One of Pius XII's first acts after his election, was to commission a group of scholars to assemble and analyze all the petitions for the definition ever received by the Holy See. After five years of research, the results were made public in two volumes, 2171 pages, and the groundwork for the definition was laid. Another group of specialists, the Pope later explained, was appointed "at Our bidding, to study with the greatest diligence all the attestations, indications, and references in the common faith of the Church, regarding the bodily assumption of the Blessed Virgin into heaven." This meant going through practically the whole "teaching of the Church, the Sacred Scriptures, the ancient liturgy, the writings of the Fathers and theologians," down the centuries, to discover whether Our Lady's Assumption into heaven is part of the deposit of faith and therefore able to be defined as revealed doctrine. (A.A.S., 42, 774-5.)
When this work was completed on May 1, 1946, the Pope sent to all the resident bishops in communion with Rome a private letter of inquiry, beginning with the words, "The Virgin Mother of God," in which he proposed two questions:
"We, ask you to inform Us to what extent, according to their faith and piety, the clergy and faithful committed to your care, are devoted to the Assumption of the Most Blessed Virgin .”
"However, what We especially wish to learn from you, Venerable Brethren, is whether you believe that the bodily Assumption of the Most Blessed Virgin can be proposed and defined as a dogma of faith, and whether you personally, together with your clergy and people, desire that such a definition should be made." (L’Osservatore, Sept. 16-17, 1950.)

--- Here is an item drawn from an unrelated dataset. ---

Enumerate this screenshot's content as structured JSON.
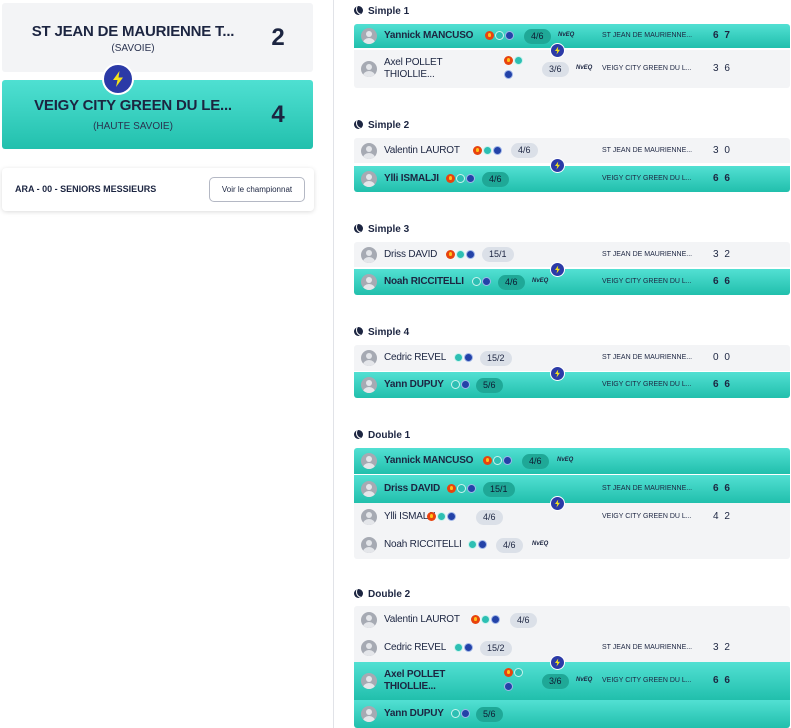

The response was immediate and enthusiastic. About thirteen hundred letters were sent, and close to twelve hundred received. Of these all but two percent replied in unqualified affirmative to the possibility and feasibility of the definition. Such unanimity, said an official commentary, prior to a formal definition, is perhaps unique in the history of the Church, not excepting such doctrines as the Immaculate Conception and the Infallibility of the Pope.

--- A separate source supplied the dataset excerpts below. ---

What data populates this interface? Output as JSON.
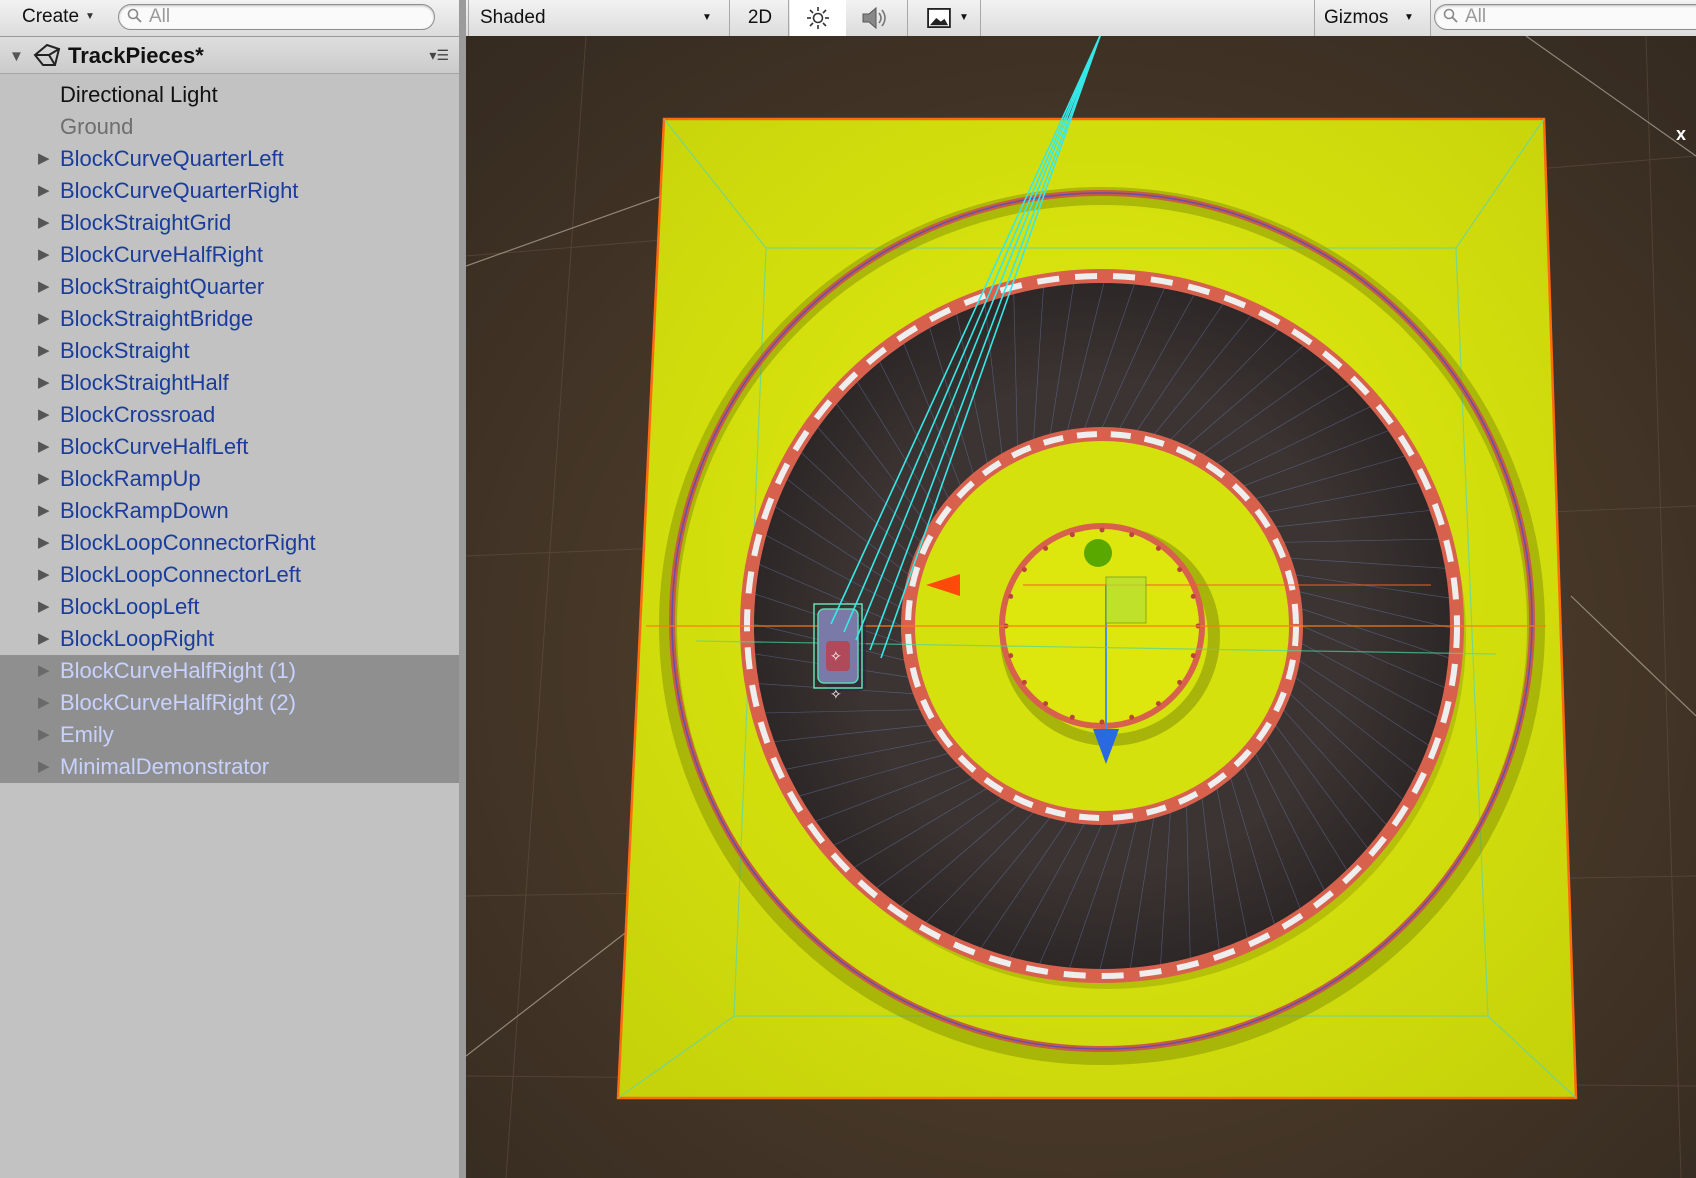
{
  "hierarchy": {
    "create_label": "Create",
    "search_placeholder": "All",
    "scene_name": "TrackPieces*",
    "items": [
      {
        "label": "Directional Light",
        "kind": "plain"
      },
      {
        "label": "Ground",
        "kind": "dim"
      },
      {
        "label": "BlockCurveQuarterLeft",
        "kind": "prefab"
      },
      {
        "label": "BlockCurveQuarterRight",
        "kind": "prefab"
      },
      {
        "label": "BlockStraightGrid",
        "kind": "prefab"
      },
      {
        "label": "BlockCurveHalfRight",
        "kind": "prefab"
      },
      {
        "label": "BlockStraightQuarter",
        "kind": "prefab"
      },
      {
        "label": "BlockStraightBridge",
        "kind": "prefab"
      },
      {
        "label": "BlockStraight",
        "kind": "prefab"
      },
      {
        "label": "BlockStraightHalf",
        "kind": "prefab"
      },
      {
        "label": "BlockCrossroad",
        "kind": "prefab"
      },
      {
        "label": "BlockCurveHalfLeft",
        "kind": "prefab"
      },
      {
        "label": "BlockRampUp",
        "kind": "prefab"
      },
      {
        "label": "BlockRampDown",
        "kind": "prefab"
      },
      {
        "label": "BlockLoopConnectorRight",
        "kind": "prefab"
      },
      {
        "label": "BlockLoopConnectorLeft",
        "kind": "prefab"
      },
      {
        "label": "BlockLoopLeft",
        "kind": "prefab"
      },
      {
        "label": "BlockLoopRight",
        "kind": "prefab"
      },
      {
        "label": "BlockCurveHalfRight (1)",
        "kind": "sel"
      },
      {
        "label": "BlockCurveHalfRight (2)",
        "kind": "sel"
      },
      {
        "label": "Emily",
        "kind": "sel"
      },
      {
        "label": "MinimalDemonstrator",
        "kind": "sel"
      }
    ]
  },
  "scene_view": {
    "shading_mode": "Shaded",
    "mode_2d": "2D",
    "gizmos_label": "Gizmos",
    "search_placeholder": "All",
    "axis_label": "x"
  },
  "colors": {
    "ground": "#d4e010",
    "track": "#3a3230",
    "rail": "#d8614e",
    "background": "#4a3a2a",
    "selection_outline": "#ff7a1a",
    "prefab_text": "#1a3c9c"
  }
}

On the day following the solemn definition, the Holy Father spoke to the bishops who had come for the ceremony, 554 in all, the largest number assembled in Rome since the Vatican Council in 1870. His address was more of a fervent colloquy than a speech, and began with a personal reflection: "By the decree of Everlasting Wisdom, Whose nature is goodness, We, though unworthy, who from Our earliest youth have been most devoted to the Holy Mother of God, were chosen to declare infallibly that the Blessed Virgin, Mother of God, preserved from the stain of original sin, has been assumed into heaven body and soul." (A.A.S., 42, 784.)
He went on to describe the joy which he felt over the proclamation of this new honor to Mary, and the assurance which it gave him that she, on her part, would respond by obtaining for the world the three graces which he believed were most needed at the present time: universal and lasting peace among nations, the return of a spirit of penance to replace the prevalent love of pleasure, and the renewal of family life, stabilized where divorce was common and made fruitful where birth control was practiced. Through generations of war and godlessness, "the world has been shaken to its foundations and torn in its innermost framework"; and, except for the grace of God, which comes through Mary, the foundations of peace will not be established, and the moral structure of society will not be repaired."